Scorching October puts 2023 on track to be hottest year in 125,000 years | Climate crisis news

Scientists say climate change is causing heatwaves across the planet, toppling previous records at an alarming pace.
European scientists say 2023 is on track to be the hottest year on record after temperatures rose across the planet in October.
October was 0.4 degrees Celsius (0.7 degrees Fahrenheit) hotter than the previous record for the month, set in 2019, the Copernicus Climate Change Service (C3S), the European Union’s climate watchdog, said on Wednesday.
“When we combine our data with the IPCC (Intergovernmental Panel on Climate Change), we can say that this is the warmest year in the last 125,000 years,” said Samantha Burgess, deputy director of C3S. The Copernicus data set dates back to 1940.
As the planet warms due to climate change, caused by greenhouse gas emissions from burning fossil fuels, previous records for extreme heat are being broken at a dizzying pace.
No corner of the planet was spared: A study published in September, which also broke previous records, found that 2022 brought the most intense heat wave on record to Antarctica, the coldest region in the world.
In August and September during the Southern Hemisphere’s winter and spring, South American countries such as Brazil, Argentina, Bolivia and Paraguay struggled to cope with boiling temperatures of more than 40 degrees Celsius, in a heatwave that scientists said was becoming 100 times more bearable. Because of climate change.
“The amount by which we break records is shocking,” Burgess said.
Extreme heat can have deadly effects, sapping the body’s energy, causing short-term dehydration and increasing the risk of health problems such as cardiovascular and respiratory diseases.
People belonging to poorer segments of society, especially those engaged in manual labor or working abroad, are particularly at risk.
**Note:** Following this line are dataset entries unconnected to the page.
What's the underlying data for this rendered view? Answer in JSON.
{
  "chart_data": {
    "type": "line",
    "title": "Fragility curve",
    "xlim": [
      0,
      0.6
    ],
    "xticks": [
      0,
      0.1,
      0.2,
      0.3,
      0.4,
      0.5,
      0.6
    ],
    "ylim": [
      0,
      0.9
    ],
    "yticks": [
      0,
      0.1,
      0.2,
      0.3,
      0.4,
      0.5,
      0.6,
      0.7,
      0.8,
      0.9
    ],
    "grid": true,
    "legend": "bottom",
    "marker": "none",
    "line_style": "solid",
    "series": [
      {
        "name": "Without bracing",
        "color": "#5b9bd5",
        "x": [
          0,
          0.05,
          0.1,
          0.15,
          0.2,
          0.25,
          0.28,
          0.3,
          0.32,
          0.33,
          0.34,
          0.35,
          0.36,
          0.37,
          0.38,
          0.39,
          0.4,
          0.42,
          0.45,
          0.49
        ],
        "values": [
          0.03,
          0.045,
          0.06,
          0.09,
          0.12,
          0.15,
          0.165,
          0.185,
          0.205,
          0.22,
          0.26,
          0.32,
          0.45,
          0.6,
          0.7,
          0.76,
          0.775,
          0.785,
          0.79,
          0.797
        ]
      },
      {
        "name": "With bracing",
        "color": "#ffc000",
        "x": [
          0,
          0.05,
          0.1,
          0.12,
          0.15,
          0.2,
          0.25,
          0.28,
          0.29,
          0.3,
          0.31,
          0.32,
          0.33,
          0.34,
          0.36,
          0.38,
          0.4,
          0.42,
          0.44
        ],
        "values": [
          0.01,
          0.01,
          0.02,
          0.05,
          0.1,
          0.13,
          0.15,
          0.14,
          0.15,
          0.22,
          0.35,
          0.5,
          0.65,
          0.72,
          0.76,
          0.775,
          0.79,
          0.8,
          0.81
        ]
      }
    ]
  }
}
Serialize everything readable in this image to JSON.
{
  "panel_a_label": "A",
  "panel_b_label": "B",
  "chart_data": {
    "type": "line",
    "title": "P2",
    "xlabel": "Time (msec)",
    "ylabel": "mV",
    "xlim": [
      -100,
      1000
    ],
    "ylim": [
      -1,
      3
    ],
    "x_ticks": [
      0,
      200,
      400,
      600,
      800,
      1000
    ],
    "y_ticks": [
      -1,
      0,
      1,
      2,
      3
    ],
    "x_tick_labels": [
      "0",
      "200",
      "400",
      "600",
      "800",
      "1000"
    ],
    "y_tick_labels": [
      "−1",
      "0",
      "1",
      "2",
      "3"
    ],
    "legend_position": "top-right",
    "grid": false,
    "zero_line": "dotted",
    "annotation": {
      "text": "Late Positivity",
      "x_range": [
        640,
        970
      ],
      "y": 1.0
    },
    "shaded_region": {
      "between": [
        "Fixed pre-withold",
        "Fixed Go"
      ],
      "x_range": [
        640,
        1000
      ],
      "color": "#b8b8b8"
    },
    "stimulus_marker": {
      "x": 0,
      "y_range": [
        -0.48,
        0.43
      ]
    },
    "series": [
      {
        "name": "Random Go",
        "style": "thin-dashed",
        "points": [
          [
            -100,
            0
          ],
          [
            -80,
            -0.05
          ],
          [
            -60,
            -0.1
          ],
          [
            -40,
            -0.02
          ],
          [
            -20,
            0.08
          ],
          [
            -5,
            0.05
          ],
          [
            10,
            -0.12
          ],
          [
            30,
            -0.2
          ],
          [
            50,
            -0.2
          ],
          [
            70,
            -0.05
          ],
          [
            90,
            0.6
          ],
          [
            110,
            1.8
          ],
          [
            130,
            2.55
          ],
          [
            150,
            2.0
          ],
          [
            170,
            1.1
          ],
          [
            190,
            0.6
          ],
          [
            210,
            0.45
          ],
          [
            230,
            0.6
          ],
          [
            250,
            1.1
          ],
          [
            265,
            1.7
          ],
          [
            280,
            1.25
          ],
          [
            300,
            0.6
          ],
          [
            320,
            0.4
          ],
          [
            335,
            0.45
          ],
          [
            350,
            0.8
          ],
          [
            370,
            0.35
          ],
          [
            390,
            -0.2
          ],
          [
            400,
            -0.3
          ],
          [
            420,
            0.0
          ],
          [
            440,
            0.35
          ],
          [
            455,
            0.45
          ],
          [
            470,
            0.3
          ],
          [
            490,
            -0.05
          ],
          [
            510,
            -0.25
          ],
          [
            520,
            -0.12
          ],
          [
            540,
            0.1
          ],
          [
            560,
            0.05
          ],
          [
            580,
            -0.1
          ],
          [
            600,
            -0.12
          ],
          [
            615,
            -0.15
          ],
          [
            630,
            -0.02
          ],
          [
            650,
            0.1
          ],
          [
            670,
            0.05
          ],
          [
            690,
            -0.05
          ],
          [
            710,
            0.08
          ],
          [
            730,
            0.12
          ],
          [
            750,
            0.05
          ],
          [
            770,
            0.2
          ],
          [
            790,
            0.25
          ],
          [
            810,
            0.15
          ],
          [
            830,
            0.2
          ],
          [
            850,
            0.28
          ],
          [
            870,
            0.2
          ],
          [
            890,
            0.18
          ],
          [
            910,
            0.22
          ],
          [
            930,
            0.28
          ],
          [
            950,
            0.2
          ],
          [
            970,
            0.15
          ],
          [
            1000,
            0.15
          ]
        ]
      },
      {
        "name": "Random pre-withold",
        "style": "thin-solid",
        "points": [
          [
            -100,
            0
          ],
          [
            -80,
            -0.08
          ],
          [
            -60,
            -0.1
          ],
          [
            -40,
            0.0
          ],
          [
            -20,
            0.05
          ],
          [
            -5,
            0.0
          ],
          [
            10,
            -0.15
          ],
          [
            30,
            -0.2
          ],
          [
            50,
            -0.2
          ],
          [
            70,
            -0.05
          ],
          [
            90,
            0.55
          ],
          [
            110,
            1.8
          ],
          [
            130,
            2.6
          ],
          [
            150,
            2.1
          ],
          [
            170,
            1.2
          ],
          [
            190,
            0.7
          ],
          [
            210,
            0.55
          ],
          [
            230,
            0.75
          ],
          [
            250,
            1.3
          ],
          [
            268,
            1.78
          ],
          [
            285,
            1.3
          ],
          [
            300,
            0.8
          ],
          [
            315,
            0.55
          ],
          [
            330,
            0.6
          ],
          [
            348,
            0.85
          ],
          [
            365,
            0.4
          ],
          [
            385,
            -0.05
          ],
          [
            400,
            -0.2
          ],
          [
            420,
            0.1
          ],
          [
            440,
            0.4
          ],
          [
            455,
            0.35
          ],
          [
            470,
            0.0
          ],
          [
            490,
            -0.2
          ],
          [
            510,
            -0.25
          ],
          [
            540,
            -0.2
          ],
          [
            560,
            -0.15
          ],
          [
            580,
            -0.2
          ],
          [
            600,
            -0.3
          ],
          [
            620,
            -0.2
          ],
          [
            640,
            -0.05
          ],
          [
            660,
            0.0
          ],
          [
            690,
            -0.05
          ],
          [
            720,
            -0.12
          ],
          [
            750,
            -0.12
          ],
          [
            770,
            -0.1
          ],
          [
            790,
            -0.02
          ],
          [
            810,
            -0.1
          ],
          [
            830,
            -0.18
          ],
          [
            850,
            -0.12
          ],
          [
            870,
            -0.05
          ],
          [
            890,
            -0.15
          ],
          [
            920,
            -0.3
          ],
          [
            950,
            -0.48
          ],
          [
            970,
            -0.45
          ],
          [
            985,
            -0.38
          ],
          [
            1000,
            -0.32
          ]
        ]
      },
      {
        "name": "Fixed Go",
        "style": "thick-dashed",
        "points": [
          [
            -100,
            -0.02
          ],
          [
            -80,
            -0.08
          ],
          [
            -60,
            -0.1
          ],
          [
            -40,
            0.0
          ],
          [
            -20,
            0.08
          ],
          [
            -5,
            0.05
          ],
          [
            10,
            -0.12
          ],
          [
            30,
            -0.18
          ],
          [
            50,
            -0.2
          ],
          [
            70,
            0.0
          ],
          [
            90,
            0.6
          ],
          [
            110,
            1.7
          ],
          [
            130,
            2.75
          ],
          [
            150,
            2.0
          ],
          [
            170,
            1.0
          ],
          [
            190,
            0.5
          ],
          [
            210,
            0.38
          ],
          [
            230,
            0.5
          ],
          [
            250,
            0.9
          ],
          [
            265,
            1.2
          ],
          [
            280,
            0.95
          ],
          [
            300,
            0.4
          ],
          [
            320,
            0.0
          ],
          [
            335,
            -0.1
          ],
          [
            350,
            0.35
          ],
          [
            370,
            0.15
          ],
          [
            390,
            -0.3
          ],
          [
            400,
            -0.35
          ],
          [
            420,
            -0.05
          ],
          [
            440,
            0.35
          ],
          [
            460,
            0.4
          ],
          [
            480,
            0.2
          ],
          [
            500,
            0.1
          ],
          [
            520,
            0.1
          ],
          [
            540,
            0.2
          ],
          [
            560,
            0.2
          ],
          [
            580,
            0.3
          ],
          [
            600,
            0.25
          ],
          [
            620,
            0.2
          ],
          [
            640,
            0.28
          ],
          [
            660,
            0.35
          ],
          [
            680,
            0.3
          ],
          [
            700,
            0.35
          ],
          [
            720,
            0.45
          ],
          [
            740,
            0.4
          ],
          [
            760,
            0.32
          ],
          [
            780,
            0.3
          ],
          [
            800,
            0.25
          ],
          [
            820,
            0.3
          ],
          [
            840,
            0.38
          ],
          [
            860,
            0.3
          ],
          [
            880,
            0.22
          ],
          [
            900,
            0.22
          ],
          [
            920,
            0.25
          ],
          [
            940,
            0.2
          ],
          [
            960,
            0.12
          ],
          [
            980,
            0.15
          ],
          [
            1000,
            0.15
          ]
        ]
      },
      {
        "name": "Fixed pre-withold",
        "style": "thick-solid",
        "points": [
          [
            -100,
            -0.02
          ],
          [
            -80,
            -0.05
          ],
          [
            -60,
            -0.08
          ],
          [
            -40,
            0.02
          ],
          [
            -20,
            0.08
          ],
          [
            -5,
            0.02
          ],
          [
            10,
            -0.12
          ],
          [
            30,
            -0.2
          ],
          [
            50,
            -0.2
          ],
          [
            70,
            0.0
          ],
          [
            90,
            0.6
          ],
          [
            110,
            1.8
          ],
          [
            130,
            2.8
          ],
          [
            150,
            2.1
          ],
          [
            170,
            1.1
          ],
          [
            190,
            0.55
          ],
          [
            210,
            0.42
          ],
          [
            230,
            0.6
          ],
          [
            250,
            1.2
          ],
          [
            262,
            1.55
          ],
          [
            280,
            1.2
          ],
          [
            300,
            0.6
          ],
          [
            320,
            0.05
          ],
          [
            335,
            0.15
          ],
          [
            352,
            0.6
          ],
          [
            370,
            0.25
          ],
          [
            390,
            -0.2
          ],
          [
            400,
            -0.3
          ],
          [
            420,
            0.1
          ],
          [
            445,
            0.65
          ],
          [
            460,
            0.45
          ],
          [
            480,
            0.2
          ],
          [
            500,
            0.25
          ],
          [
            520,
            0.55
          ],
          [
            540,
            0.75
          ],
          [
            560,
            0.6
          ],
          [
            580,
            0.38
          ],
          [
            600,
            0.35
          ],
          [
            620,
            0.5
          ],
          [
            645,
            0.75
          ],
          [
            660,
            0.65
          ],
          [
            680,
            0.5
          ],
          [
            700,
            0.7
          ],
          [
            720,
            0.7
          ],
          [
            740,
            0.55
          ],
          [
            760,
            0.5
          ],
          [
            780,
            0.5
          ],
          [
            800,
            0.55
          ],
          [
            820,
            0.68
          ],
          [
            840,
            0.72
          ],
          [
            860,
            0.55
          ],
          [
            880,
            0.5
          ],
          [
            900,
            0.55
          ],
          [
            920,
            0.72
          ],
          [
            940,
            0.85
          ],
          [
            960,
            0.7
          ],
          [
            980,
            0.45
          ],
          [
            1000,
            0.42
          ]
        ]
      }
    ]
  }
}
“The heat is deadly, especially in the spring before people have acclimated to it,” Julie Arrighi, director of the non-profit Red Cross and Red Crescent Climate Center, said at the time of a heat wave in South America. “Temperatures above 40 degrees Celsius (104 Fahrenheit) “Early spring is incredibly extreme.”
Conditions caused by climate change also contributed to a record wildfire season in Canada in 2023, displacing thousands of people and burning more than 18.4 million hectares (45,467,390 acres) of land.
This year, factors from climate change have combined with those from the El Niño weather phenomenon, during which warmer surface waters in the eastern Pacific Ocean cause extreme weather around the world. The current hottest year on record is 2016, another El Niño year.
The current El Niño weather pattern is expected to continue until at least April, the World Meteorological Organization said on Wednesday.
“This is a clear sign that we are entering a climate regime that will have a greater impact on more people,” said Peter Schlosser, vice president and vice dean of the Global Futures Laboratory at Arizona State University. It has nothing to do with Copernicus.
“We’d better take that warning we should have taken 50 or more years ago and draw the right conclusions.”
The European scientists’ findings were published three weeks before governments meet in Dubai for UN climate negotiations, known as COP28, where nearly 200 countries will negotiate what action to take on climate change.
A key issue at the UN Climate Change Conference (COP28) will be whether governments will agree for the first time to phase out the burning of carbon dioxide-emitting fossil fuels.